Yogyakarta dalam Kacamata Agustine




Kalau mendengar kota Yogya, apa yang terlintas di benakmu? Bisa aku tebak, mungkin sebongkah kenangan dengan masa lalumu atau bisa jadi secercah harapan dengan masa depanmu? Tentu, hanya kamu yang mampu menjawabnya hahaha. 

Yuhuuuu. Uhuk Uhuk. Pertama, mau ngucapin syukur Alhamdulillah karena liburan kali ini diberikan kesempatan oleh Allah SWT untuk mampir ke kota pergerakan, Yogyakarta. Setidaknya, kota pergerakan adalah diksi yang tepat untuk menyebut kota Yogya setelah aku membaca buku Autobiografi ‘Anak-Anak Revolusi’ oleh Budiman Sudjatmiko, seorang aktivis politik yang dulu memperjuangkan adanya revolusi dan terang-terangan melawan orde baru. 

Perjalananku ke kota pergerakan dan pendidikan dimulai bersama salah seorang temanku, Nuzlah Ika Fatmi panggil saja Bunga, eh ike maksudnya. Hahahah. Liburan ke Yogya merupakan liburan yang tak kami rencanakan sebelumnya. Sebelum ujian akhir semester dilaksanakan, kami pernah menyeletuk untuk liburan ke daerah jawa, terserah ke mana pun itu. Tiba-tiba saja, kota Yogya yang pertama kali keluar dari mulut kami. Entahlah, racun apa yang diberikan kota Yogya sehingga membius kami untuk ke sana.  Awalnya sempat ragu sih liburan ke sana, karena akan mengingatkan ike pada kenangan bersama seseorang yang berharga baginya. Beruntungnya, aku tidak mempunyai kenangan apapun bersama seseorang yang (mungkin) berharga bagiku juga. Namun, pada akhirnya, dengan bekal niat dan tumpukkan harapan agar mendapatkan (setidaknya) kebahagiaan, kami pun melajuuu menuju Yogyakarta! 

Kami merasa sangat beruntung (lagi), sebab ada Hana, temannya ike, yang bersedia menampung kami di Pondoknya. Tidak hanya menghabiskan waktu untuk berlibur di Yogya, kami juga belajar agama di sana. Hahaha. Satu bulan tidak liqo karena dipotong waktu untuk UAS, menyebabkan kami merasa ‘hampa’. Ya, dengan menginap di pondok, selaiknya rohaniah kami tidak akan kosong melompong lagi.
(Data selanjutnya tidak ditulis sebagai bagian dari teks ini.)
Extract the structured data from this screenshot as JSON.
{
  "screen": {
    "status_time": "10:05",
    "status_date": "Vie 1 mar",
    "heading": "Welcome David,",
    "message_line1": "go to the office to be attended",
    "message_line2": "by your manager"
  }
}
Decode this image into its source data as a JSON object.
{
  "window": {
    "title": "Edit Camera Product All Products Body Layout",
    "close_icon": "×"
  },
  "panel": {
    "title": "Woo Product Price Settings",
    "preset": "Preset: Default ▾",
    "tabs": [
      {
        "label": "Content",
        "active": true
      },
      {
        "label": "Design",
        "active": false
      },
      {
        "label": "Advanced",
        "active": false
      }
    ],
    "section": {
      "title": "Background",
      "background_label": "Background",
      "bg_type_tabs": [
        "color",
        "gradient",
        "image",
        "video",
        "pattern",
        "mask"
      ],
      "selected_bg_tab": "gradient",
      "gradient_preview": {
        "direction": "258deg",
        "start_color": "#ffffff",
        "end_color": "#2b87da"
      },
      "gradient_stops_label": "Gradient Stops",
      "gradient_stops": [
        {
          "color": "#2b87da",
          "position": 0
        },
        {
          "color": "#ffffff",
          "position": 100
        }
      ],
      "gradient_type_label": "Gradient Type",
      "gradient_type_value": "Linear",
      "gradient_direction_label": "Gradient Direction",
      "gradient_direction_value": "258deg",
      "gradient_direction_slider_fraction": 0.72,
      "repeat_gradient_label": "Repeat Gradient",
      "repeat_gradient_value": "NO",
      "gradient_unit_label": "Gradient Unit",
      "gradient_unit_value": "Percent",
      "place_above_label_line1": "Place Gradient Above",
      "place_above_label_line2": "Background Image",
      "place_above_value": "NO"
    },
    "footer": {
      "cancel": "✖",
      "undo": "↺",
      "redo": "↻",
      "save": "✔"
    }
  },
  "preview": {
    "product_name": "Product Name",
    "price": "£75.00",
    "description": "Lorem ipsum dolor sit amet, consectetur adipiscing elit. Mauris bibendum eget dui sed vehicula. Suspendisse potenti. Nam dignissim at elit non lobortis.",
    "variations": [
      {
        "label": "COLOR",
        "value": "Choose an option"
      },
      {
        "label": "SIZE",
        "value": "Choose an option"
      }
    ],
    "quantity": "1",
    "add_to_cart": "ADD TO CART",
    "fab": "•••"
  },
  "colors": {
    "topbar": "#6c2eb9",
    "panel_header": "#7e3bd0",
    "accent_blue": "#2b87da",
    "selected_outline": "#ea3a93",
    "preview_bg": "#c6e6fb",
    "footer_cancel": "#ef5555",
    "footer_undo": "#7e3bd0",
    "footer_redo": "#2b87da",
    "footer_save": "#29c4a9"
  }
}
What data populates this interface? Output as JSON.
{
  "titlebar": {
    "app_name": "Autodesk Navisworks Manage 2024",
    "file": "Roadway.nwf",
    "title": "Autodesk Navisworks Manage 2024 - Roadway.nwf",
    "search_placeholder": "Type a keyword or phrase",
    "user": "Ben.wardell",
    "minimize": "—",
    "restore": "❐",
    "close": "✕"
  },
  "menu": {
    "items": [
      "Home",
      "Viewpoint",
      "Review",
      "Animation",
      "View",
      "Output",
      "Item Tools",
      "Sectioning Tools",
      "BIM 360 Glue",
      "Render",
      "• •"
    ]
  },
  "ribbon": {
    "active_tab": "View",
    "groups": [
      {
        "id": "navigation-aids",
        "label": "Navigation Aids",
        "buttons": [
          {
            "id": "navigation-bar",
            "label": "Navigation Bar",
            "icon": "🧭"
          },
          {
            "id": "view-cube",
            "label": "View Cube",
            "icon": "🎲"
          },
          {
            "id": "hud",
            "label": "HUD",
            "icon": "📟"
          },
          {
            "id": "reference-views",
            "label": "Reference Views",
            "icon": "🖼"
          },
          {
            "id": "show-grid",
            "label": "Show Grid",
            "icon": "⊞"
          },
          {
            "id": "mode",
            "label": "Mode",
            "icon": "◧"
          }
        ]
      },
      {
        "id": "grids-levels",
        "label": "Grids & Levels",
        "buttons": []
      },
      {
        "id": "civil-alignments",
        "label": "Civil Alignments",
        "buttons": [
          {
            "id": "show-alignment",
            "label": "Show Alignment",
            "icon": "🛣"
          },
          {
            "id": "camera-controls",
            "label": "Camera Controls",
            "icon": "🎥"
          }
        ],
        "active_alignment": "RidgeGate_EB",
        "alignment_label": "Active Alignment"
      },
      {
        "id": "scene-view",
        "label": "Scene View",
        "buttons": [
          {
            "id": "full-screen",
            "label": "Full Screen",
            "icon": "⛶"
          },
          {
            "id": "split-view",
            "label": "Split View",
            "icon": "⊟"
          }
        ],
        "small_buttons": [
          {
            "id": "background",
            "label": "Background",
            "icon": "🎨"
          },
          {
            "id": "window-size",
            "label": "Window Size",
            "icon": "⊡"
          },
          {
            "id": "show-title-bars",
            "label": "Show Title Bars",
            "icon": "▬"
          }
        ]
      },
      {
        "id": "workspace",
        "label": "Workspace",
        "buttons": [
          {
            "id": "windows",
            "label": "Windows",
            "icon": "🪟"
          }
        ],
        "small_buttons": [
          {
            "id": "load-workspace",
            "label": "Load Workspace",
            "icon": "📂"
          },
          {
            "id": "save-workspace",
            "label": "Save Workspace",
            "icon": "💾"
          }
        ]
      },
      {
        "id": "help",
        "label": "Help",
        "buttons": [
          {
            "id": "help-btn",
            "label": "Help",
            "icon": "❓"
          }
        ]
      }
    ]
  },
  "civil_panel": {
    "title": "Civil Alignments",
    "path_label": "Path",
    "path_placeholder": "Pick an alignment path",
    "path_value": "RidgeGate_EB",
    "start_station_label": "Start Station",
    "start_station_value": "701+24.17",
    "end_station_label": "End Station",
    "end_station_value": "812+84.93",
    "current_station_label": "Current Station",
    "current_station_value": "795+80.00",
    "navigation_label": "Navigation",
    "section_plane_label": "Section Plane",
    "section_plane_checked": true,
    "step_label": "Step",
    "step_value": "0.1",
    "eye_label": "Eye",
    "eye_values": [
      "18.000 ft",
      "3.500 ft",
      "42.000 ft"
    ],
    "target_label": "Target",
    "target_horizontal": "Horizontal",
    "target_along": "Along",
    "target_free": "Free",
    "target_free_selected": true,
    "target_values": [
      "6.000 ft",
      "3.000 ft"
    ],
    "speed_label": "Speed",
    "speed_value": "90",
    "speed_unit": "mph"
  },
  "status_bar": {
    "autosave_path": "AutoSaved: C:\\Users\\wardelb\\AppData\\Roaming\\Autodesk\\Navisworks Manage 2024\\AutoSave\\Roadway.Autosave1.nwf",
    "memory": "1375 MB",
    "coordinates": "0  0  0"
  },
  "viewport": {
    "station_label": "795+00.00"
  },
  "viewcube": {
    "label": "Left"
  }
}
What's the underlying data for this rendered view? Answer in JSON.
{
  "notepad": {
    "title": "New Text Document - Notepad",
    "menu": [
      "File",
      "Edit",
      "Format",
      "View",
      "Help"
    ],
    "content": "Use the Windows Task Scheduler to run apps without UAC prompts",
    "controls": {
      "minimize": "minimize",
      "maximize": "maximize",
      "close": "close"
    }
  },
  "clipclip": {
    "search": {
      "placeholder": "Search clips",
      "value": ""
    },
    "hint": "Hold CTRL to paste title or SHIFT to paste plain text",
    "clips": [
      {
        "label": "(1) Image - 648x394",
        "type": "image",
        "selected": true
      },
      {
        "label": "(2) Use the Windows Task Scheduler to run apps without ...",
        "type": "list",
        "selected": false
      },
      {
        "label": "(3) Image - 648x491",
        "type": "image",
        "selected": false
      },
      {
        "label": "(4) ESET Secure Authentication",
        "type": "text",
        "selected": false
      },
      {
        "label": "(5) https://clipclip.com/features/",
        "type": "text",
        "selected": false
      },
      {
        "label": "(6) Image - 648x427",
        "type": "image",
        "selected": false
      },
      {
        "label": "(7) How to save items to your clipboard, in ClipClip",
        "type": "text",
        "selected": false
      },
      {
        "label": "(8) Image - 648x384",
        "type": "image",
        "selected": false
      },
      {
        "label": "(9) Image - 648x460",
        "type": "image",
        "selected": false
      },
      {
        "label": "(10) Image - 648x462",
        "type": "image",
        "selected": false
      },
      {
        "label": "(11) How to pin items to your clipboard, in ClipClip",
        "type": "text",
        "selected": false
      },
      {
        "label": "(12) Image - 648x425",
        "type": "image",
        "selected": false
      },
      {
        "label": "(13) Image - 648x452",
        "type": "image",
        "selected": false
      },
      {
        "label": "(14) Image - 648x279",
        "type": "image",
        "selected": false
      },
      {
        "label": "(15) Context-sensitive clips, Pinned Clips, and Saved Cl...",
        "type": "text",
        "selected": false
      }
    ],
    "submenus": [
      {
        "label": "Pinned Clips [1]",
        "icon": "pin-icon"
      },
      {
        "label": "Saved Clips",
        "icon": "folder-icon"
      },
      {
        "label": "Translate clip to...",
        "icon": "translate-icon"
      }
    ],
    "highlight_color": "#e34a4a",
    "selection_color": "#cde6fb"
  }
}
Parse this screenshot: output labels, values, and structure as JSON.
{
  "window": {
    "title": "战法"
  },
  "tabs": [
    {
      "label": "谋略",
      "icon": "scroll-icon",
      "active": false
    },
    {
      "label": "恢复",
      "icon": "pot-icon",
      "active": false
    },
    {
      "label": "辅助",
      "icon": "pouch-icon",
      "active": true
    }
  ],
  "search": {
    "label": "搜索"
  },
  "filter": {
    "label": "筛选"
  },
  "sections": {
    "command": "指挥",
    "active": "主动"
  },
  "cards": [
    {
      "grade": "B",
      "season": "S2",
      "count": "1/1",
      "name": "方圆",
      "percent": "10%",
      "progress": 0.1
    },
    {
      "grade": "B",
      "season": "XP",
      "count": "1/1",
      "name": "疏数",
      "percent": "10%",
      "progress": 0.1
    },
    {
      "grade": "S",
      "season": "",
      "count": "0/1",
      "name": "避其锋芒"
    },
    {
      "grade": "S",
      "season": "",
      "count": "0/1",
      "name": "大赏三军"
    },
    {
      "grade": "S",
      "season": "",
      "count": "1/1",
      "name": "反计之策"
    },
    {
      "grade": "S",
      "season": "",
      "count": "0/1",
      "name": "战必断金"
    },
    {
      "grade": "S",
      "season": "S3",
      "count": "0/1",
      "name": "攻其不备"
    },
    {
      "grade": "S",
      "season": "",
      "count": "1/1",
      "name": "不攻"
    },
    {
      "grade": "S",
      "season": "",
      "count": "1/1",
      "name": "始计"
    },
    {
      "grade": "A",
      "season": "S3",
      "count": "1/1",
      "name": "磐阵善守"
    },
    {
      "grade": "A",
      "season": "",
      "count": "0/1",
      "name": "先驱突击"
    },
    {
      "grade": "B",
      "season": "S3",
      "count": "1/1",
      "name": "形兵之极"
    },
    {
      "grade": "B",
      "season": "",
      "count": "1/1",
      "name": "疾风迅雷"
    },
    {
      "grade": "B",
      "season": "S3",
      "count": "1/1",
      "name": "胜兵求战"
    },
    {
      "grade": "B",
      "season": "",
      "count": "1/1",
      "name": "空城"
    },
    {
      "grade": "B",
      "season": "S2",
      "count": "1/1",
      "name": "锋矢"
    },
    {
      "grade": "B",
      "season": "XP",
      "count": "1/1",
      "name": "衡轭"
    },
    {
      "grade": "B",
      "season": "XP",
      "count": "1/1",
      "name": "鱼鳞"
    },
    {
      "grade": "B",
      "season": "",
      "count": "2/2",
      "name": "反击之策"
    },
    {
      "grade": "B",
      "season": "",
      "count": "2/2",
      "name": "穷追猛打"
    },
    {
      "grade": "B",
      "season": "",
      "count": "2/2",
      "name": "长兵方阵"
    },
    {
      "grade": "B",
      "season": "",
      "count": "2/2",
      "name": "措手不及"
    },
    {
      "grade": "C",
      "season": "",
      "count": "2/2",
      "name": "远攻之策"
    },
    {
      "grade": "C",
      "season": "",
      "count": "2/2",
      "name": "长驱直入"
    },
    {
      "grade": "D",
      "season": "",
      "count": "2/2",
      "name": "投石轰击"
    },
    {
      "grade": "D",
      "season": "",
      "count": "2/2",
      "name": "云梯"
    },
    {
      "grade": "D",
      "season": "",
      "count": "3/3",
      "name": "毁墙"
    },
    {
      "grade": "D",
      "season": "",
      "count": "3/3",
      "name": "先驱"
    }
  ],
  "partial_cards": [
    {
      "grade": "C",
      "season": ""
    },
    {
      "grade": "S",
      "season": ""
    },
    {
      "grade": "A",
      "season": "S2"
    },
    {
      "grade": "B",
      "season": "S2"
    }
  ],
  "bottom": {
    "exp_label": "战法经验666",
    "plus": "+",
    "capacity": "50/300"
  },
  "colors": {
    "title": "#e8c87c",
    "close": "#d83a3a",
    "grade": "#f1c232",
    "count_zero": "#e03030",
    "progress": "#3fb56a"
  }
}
Wkwkw. 


Hari pertama di Yogya, aku dan ike menghabiskan waktu untuk berkeliling ke candi-candi. Aku sampai tak bisa berkata apa-apa ketika melihat candi di sana. Dulu, aku hanya bisa mendengar cerita-cerita sejarah tentang candi prambanan dan borobudur. Namun, kini aku telah menyaksikannya. Begitu megah memang, sebanding dengan HTMnya(?) entahlah hahah. Lanjut, perjalanan kami berikutnya ialah ke Taman Pintar. Wkwk. Wisata kami benar-benar edukasi bukan? Sebenernya, bukan ndak mau ke pantai atau gunung, tapi ada beberapa alasan yang menghalangi kami ke sana :””) Aku kira taman pintar sama seperti graha teknologi di Palembang, daan nyatanya benar apa adanya.... mirip. Wkwk. Tapi masih bagus dan lengkap di taman pintar sih. Setelah keluar dari taman pintar, kami langsung disajikan buku-buku yang berjejeran! Hahaha. Iya kayak lapak buku, ada banyak buku yang dijual di sana. Sumpah, mata ini jadi keliweran ga karuan kalo liat buku wkwk. Niat untuk membeli beberapa buku di sana terhalang karena keterbatasan uang yang dibawa. Sedih sekali nasib turis dalam negeri seperti kami. Kami pun berniat untuk ke sana lagi besoknya, [hanya untuk membeli buku]. setelah itu, kami pergi ke alun-alun kidul. Lagi-lagi kami dikecewakan. Kami sampai ke alun-alun kidul jam 17.00 wib, YA BELOM ADA APA-APA LAH. HAHAHA. Akhirnya, kami memutuskan untuk pulang ke pondok tanpa melihat alun-alun kidul di malam hari. Soalnya, di pondok ada acara kajian. Tentu, kami tidak mungkin meninggalkannya.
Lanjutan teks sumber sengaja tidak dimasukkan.